Anne Greenbaum

Anne Greenbaum
Nationality United States
Alma mater University of California, Berkeley
Known for Linear algebra
Scientific career
Fields Mathematics
Institutions University of Washington
Doctoral advisor Paul Concus and Beresford Neill Parlett

Anne Greenbaum is an American applied mathematician and professor at the University of Washington.
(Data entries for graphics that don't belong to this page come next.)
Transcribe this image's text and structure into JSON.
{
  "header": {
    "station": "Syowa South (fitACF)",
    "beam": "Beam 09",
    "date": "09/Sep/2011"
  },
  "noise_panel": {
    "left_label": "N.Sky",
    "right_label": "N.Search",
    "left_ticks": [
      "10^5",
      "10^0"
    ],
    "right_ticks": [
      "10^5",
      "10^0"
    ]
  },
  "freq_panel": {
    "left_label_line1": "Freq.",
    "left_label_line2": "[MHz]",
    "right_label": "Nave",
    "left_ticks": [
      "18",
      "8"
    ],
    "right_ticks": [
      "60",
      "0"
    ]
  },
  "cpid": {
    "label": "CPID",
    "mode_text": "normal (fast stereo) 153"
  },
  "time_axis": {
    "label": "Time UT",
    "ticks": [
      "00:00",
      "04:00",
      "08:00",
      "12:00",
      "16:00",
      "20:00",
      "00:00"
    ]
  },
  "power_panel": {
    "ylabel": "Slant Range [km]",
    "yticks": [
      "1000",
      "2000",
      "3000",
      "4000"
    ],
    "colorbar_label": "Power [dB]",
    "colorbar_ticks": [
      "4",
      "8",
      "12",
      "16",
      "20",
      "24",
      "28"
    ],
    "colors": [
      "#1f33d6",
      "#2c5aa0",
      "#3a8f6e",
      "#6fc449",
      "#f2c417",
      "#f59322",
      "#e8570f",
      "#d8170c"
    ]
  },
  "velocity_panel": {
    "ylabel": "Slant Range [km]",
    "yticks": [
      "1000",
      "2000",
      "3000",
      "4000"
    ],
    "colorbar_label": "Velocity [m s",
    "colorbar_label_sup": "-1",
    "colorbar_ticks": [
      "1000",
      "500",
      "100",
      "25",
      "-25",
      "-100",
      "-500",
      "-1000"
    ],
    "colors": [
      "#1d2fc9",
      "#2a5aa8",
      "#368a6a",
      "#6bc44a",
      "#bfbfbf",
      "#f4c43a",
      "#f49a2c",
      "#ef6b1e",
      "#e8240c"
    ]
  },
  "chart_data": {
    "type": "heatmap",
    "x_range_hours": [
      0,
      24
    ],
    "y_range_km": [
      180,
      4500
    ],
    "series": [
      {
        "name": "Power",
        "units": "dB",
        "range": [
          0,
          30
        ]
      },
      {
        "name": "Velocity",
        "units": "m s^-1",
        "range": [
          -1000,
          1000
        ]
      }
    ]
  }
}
She was named a SIAM Fellow in 2015 "for contributions to theoretical and numerical linear algebra".[1] She has written graduate and undergraduate textbooks on numerical methods.[2]

Education

Greenbaum received her bachelor's degree from the University of Michigan in 1974.[2] She earned her PhD from the University of California, Berkeley in 1981.[3]

Employment

After receiving her bachelor's degree, Greenbaum worked for the Lawrence Livermore National Laboratory. She joined the Courant Institute of Mathematical Sciences in 1986, and moved to the University of Washington in 1998.[2]

Awards and Honors

Greenbaum received a Best Paper Prize from the SIAM Activity Group on Linear Algebra in 1994, together with Roland Freund, Noel Nachtigal, and Zdenek Strakos.[4] She received the Bernard Bolzano Honorary Medal for Merit in the Mathematical Sciences from the Czech Academy of Sciences in 1997.[2] She became a SIAM Fellow in 2015.[1]

References

  1. 1 2 "SIAM Fellows". Society for Industrial and Applied Mathematics. Retrieved 12 January 2018.
  2. 1 2 3 4 Hickey, Hannah. "Anne Greenbaum a 2015 fellow of the Society for Industrial and Applied Mathematics". University of Washington. Retrieved 12 January 2018.
  3. "Anne Greenbaum". Mathematics Genealogy Project. Retrieved 12 January 2018.
  4. "SIAG/Linear Algebra Best Paper Prize". Society for Industrial and Applied Mathematics (SIAM). Retrieved 28 Feb 2018.